だが汝らの目には、緑なす楽園と映っただろう。
汝らが見たのは、汝ら自身の魂に他ならぬ。
これより前に汝らは、自身の内奥に地獄を見、
燃え盛る炎を消し止めようと努めた。
憤怒の炎を柔和の光に、曇った無知を輝ける知に、
惑いの我欲を庭園にしつらえんと努めた。
小夜啼鳥が集い、賛美の歌が響き渡る庭園に ––
それゆえ汝らに対しては、地獄の炎も
緑と薔薇と、尽きせぬ宝になったのだ。
1. 『精神的マスナヴィー』2-2554.
2. コーランの句に従えば、信じる者も不信の者も全てひとしく地獄に入れられる。

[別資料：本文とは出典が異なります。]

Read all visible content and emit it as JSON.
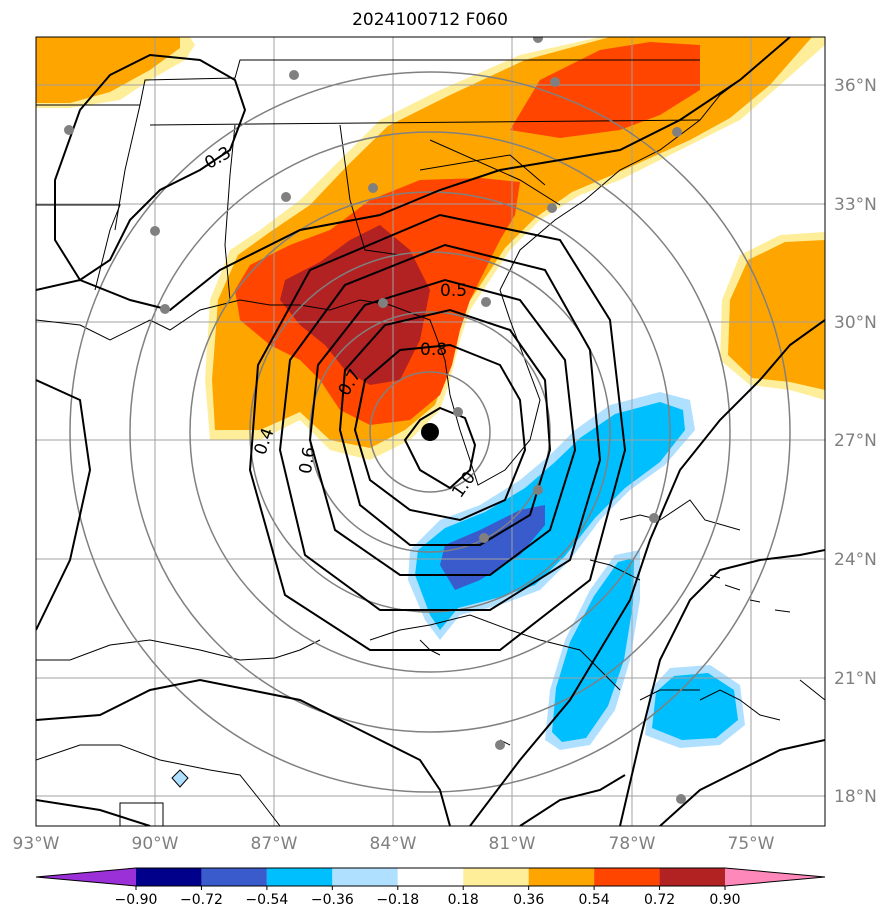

「おまえたちの中でそこに到着しない者はだれもいない(24章71節)」の、「そこ」とは一般に地獄にかけられた橋/スィラート( Sirat )を指すと解釈されている。伝承においては審判の日、地獄は信じる者たちに話しかけ、「橋を渡れ、おお、真の信仰者よ。汝らの光は、我が炎を鎮めるだろう」と呼びかけるとされている。